The resulting trace shows the full orchestration -- speaker selection, local agent turns, and remote agent calls -- all under one trace:

conversation chat_manager
  ├── speaker_selection
  │     └── invoke_agent speaker_sel...
  │           └── chat gpt-4o-mini
  ├── invoke_agent triage_agent              ← local
  │     └── chat gpt-4o-mini
  ├── speaker_selection
  │     └── invoke_agent speaker_sel...
  │           └── chat gpt-4o-mini
  ├── invoke_agent tech_agent                ← remote (server.address = localhost:18123)
  │     └── [server-side spans linked by traceparent]
  ├── speaker_selection
  │     ...
  └── invoke_agent research_agent            ← remote (server.address = localhost:18124)
        └── [server-side spans linked by traceparent]

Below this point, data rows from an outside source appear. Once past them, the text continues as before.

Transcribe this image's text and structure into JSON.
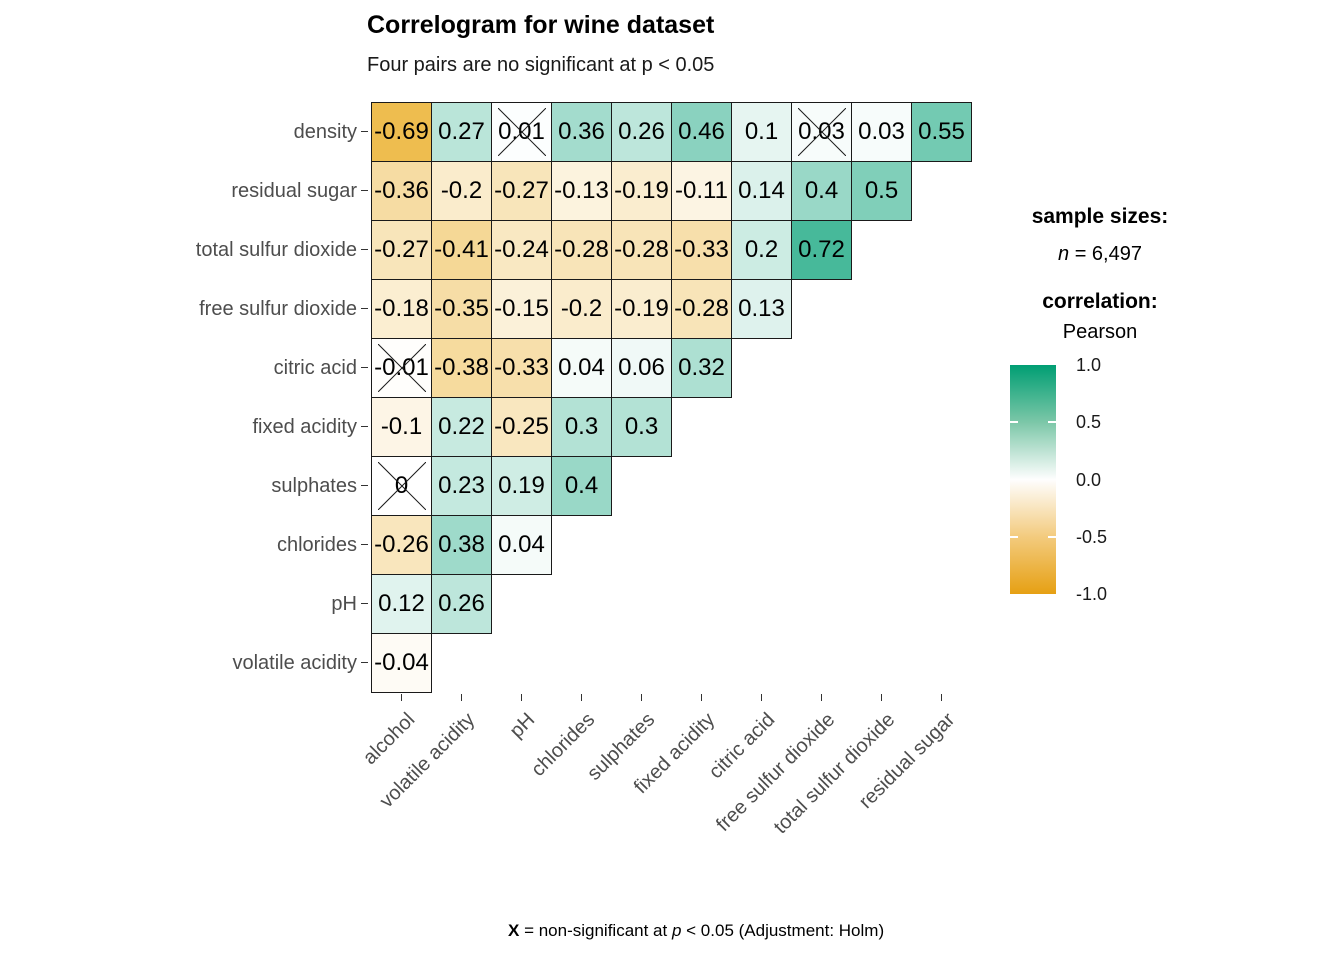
{
  "title": "Correlogram for wine dataset",
  "subtitle": "Four pairs are no significant at p < 0.05",
  "caption": {
    "symbol": "X",
    "middle": " = non-significant at ",
    "p_symbol": "p",
    "end": " < 0.05 (Adjustment: Holm)"
  },
  "legend": {
    "sample_sizes_label": "sample sizes:",
    "n_symbol": "n",
    "n_value": " = 6,497",
    "correlation_label": "correlation:",
    "correlation_method": "Pearson",
    "colorbar": {
      "ticks": [
        "1.0",
        "0.5",
        "0.0",
        "-0.5",
        "-1.0"
      ],
      "positive_color": "#009E73",
      "neutral_color": "#FFFFFF",
      "negative_color": "#E69F00"
    }
  },
  "chart_data": {
    "type": "heatmap",
    "title": "Correlogram for wine dataset",
    "subtitle": "Four pairs are no significant at p < 0.05",
    "caption": "X = non-significant at p < 0.05 (Adjustment: Holm)",
    "correlation_method": "Pearson",
    "sample_size": 6497,
    "colorscale": {
      "min": -1.0,
      "max": 1.0,
      "negative": "#E69F00",
      "neutral": "#FFFFFF",
      "positive": "#009E73"
    },
    "x_categories": [
      "alcohol",
      "volatile acidity",
      "pH",
      "chlorides",
      "sulphates",
      "fixed acidity",
      "citric acid",
      "free sulfur dioxide",
      "total sulfur dioxide",
      "residual sugar"
    ],
    "y_categories": [
      "density",
      "residual sugar",
      "total sulfur dioxide",
      "free sulfur dioxide",
      "citric acid",
      "fixed acidity",
      "sulphates",
      "chlorides",
      "pH",
      "volatile acidity"
    ],
    "rows": [
      {
        "label": "density",
        "values": [
          -0.69,
          0.27,
          0.01,
          0.36,
          0.26,
          0.46,
          0.1,
          0.03,
          0.03,
          0.55
        ],
        "display": [
          "-0.69",
          "0.27",
          "0.01",
          "0.36",
          "0.26",
          "0.46",
          "0.1",
          "0.03",
          "0.03",
          "0.55"
        ],
        "non_significant_cols": [
          2,
          7
        ]
      },
      {
        "label": "residual sugar",
        "values": [
          -0.36,
          -0.2,
          -0.27,
          -0.13,
          -0.19,
          -0.11,
          0.14,
          0.4,
          0.5
        ],
        "display": [
          "-0.36",
          "-0.2",
          "-0.27",
          "-0.13",
          "-0.19",
          "-0.11",
          "0.14",
          "0.4",
          "0.5"
        ],
        "non_significant_cols": []
      },
      {
        "label": "total sulfur dioxide",
        "values": [
          -0.27,
          -0.41,
          -0.24,
          -0.28,
          -0.28,
          -0.33,
          0.2,
          0.72
        ],
        "display": [
          "-0.27",
          "-0.41",
          "-0.24",
          "-0.28",
          "-0.28",
          "-0.33",
          "0.2",
          "0.72"
        ],
        "non_significant_cols": []
      },
      {
        "label": "free sulfur dioxide",
        "values": [
          -0.18,
          -0.35,
          -0.15,
          -0.2,
          -0.19,
          -0.28,
          0.13
        ],
        "display": [
          "-0.18",
          "-0.35",
          "-0.15",
          "-0.2",
          "-0.19",
          "-0.28",
          "0.13"
        ],
        "non_significant_cols": []
      },
      {
        "label": "citric acid",
        "values": [
          -0.01,
          -0.38,
          -0.33,
          0.04,
          0.06,
          0.32
        ],
        "display": [
          "-0.01",
          "-0.38",
          "-0.33",
          "0.04",
          "0.06",
          "0.32"
        ],
        "non_significant_cols": [
          0
        ]
      },
      {
        "label": "fixed acidity",
        "values": [
          -0.1,
          0.22,
          -0.25,
          0.3,
          0.3
        ],
        "display": [
          "-0.1",
          "0.22",
          "-0.25",
          "0.3",
          "0.3"
        ],
        "non_significant_cols": []
      },
      {
        "label": "sulphates",
        "values": [
          0,
          0.23,
          0.19,
          0.4
        ],
        "display": [
          "0",
          "0.23",
          "0.19",
          "0.4"
        ],
        "non_significant_cols": [
          0
        ]
      },
      {
        "label": "chlorides",
        "values": [
          -0.26,
          0.38,
          0.04
        ],
        "display": [
          "-0.26",
          "0.38",
          "0.04"
        ],
        "non_significant_cols": []
      },
      {
        "label": "pH",
        "values": [
          0.12,
          0.26
        ],
        "display": [
          "0.12",
          "0.26"
        ],
        "non_significant_cols": []
      },
      {
        "label": "volatile acidity",
        "values": [
          -0.04
        ],
        "display": [
          "-0.04"
        ],
        "non_significant_cols": []
      }
    ]
  }
}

Viewing Distributed Traces#

Finding Traces#

In Grafana (or Jaeger), you can find distributed traces by:

  • Service name -- Search for the client's service.name (e.g. "orchestrator") to find traces that originate from the client.
  • Span attributes -- Filter by gen_ai.agent.remote = true to find all remote agent calls.
  • Trace ID -- If you log trace IDs in your application, you can look up a specific trace directly.

Correlating Client and Server Spans#

Because both the client and server export to the same backend (or to collectors that forward to the same backend), spans from both services appear in the same trace view automatically.

If the client and server export to different backends, you can still correlate them manually by trace ID. The trace ID is the same on both sides -- search for it in each backend to see the corresponding spans.

Using the Local Development Stack#

The Local OpenTelemetry Setup page provides a Docker Compose stack with an OpenTelemetry Collector, Grafana Tempo, and Grafana. Point all your services' exporters at http://localhost:14317 and open http://localhost:3333 to explore traces.

In Grafana's Explore view, select the Tempo data source and search by service name or trace ID. You will see a flame graph with spans from all services arranged by time, making it straightforward to identify latency bottlenecks and errors in your multi-agent system.